Subject: Re: pages.
To: None <mw@eunet.ch>
From: None <rhealey@aggregate.com>
List: amiga-dev
Date: 03/20/1994 17:36:47
> > Markus, we both know the real reason for the AmigaUNIX I/O sucking
> > is the terrible SCSI and inturrupt system. The page size is a drop
> > in the bucket compared to the other glaring deficiancys.
>
> Don't think the page size can be ignored.. I did some experiments on SVR4
> trying to recombine pages submitted to the scsi driver, as long as they
> were contigous. Improvement was quite noticeable. Problem is, this
> wasn't always possible as page-in requests came in 2k chunks, and I could
> just be lucky if I could recombine 4 such requests into 1 8k job.
>
Wasn't too noticable with the drives I had to play with. Changing
the ipl's around a bit helped some but without full source to
the inturrupt system it was kinda unstable.
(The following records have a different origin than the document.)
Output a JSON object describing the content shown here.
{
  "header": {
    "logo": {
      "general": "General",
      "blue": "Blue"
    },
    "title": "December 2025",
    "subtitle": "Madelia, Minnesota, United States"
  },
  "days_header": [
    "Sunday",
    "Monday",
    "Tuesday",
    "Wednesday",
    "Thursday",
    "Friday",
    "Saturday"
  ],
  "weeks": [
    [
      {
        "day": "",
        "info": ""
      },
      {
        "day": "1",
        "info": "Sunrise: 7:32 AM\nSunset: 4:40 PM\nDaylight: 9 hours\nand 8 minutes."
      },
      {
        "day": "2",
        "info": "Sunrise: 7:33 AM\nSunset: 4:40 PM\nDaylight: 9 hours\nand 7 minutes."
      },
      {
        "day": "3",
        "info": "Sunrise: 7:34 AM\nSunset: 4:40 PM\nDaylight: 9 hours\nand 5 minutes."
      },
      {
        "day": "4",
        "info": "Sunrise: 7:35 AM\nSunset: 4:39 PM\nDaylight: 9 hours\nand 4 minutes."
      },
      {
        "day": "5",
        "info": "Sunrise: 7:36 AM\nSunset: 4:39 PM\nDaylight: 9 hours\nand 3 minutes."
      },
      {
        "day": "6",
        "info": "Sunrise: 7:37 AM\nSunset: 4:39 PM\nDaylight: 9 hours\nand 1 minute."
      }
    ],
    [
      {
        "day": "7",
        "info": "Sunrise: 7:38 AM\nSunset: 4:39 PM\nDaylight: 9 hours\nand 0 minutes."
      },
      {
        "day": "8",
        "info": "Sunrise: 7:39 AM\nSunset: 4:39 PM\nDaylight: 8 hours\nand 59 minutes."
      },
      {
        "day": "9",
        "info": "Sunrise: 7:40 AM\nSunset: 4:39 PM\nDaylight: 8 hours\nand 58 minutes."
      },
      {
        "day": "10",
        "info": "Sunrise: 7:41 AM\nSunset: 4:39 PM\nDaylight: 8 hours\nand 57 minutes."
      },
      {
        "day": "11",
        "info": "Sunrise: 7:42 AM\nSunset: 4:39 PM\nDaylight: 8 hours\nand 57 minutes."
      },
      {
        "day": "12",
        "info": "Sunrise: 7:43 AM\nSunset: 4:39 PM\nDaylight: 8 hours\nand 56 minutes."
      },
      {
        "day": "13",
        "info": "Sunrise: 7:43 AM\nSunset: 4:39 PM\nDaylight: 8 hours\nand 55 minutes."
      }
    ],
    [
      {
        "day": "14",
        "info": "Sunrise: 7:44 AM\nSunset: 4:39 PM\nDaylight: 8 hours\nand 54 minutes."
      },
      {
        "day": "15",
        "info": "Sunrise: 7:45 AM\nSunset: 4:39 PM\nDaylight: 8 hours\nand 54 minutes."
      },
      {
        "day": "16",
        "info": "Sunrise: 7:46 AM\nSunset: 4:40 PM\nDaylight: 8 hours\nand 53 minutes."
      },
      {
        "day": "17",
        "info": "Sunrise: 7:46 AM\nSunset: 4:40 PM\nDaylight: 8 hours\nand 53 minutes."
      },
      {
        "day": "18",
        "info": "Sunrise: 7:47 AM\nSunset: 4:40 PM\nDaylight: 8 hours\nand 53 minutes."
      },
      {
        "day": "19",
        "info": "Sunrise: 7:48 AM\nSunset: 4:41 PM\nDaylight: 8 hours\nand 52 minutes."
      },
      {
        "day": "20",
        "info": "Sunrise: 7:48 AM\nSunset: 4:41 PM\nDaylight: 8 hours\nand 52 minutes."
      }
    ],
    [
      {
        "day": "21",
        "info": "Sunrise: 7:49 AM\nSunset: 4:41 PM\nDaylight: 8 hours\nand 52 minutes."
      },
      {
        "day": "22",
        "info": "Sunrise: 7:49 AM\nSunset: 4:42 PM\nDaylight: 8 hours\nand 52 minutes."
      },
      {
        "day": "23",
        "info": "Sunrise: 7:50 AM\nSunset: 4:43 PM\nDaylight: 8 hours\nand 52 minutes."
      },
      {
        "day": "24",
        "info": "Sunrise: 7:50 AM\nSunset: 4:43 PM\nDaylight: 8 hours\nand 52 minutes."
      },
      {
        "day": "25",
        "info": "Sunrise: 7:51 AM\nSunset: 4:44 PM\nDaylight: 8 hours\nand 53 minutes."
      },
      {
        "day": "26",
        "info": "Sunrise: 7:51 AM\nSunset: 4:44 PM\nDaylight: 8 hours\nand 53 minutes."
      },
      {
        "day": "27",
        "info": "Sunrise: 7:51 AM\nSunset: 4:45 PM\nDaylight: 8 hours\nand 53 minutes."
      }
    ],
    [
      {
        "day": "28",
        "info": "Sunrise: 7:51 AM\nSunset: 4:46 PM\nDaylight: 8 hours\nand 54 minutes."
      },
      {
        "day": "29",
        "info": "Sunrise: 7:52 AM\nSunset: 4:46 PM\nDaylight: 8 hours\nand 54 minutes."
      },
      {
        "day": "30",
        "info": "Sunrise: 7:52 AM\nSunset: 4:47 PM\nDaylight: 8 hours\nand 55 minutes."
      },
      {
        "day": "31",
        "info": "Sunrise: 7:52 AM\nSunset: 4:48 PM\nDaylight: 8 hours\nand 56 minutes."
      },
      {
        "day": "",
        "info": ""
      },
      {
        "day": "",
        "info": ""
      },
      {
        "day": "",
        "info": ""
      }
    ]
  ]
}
> > With an IDE driver and the ability to comfortably run in 4M of
> > fast I think we would all be pleased at the number of new NetBSD
> > people we could pick up. We all know the more people involved
> > the better it is.
>
> *comfortly* run in 4M? come on.. hey, I worked with a PC linux with 4M,
> and that's in no way a comfortable way to work.. unless you enjoy watching
> your harddisk page all the time when editing...
>
Minus X you should be able to use the system in 4M comfortably,
just because x86 linux has a shitty performance in 4M doesn't mean
an m68k machine would. Right now a full bore kernel seems to
pig about 3.5M, get that down to 2.5M and NetBSD use on a 4M
system would be usable until X fired up... There's a major
differnece with .5M phys mem left over and 1.5M physmem left over.
> > I agree about ZorroIII, it should be a part of the new pmap design.
> > The hp300 and Mac people would be fools to waste 1M of memory
> Again, I don't think the sole difference of 4k to 8k pages will give you
> back 1M.
>
It would probably give back a significant chunk of it.
> SunOS is far from dead, considering the 2$#@$@ problems everyone has running
> Solaris.. as long as Sun can't provide an equally stable OS as SunOS, lots
> of people that don't HAVE to "upgrade" to Solaris, won't. (Still running
> all but one Sparc on 4.1.3, and the only reason one machine has to run
> Solaris is to run the ISDN software that doesn't run under 4.1.3:-(()
>
I run quite nicey at work on Solaris 2.3, in fact, it runs a HELL
of alot better than the 4.1.3 systems. That some people don't
know how to deal with SVR4 or patches doesn't mean the OS is
useless. As of 2.3 all our 4.1.3 apps will actually run on
Solaris 2.3, if only the license manager crap wasn't so braindead...
I spent 9 hours adding patches to our main 4.1.3 system and it STILL
has performance and functionality problems, after 95 patches! How
anyone can say 4.1.3 is better than Solaris is beyond me. 4.1.3
gives me much more grief that Solaris 2.3.
SunOS m68k is very much dead; R.I.P. Try to get Sun or anyone else to
give you a current version of anything in m68k SunOS format and
they'll either give you the phone equivelent of a blank look or laugh
at you. B^(. I can see why the SPARC people would want SunOS emulation,
they can buy gobs of packages, but it seems of minimal use to m68k
systems.
A side issue is the rampent rumor that Sun will release 4.1.3 source to
the world under a BSD like license now that they own all the source
code in 4.1.3 and Solaris and can do whatever they damn well please
with the source! They paid Novell about $83Million and the deal
was finalized last Thursday. They'll probably only release the SPARC
version tho from what I've heard.
> > I think it is MUCH more valuable to bring in more Amiga owners and
> > bring in POSIX features than to try to keep compatable with a dead OS
> > like m68k SunOS.
>
> Why can't be do all of them? Improving pmap keeping 8k pages should be just
> as winning.
>
The internal page waste would still be high with 8k pages tho.
Any chance we can make the page size optional? You choose 4k or
8k at kernel compile time. Might be damn messy interchanging executables
with different page sizes tho? This might help small systems out while
still allowing big systems to get that last little bit of I/O
performance out of the system at the cost of memory.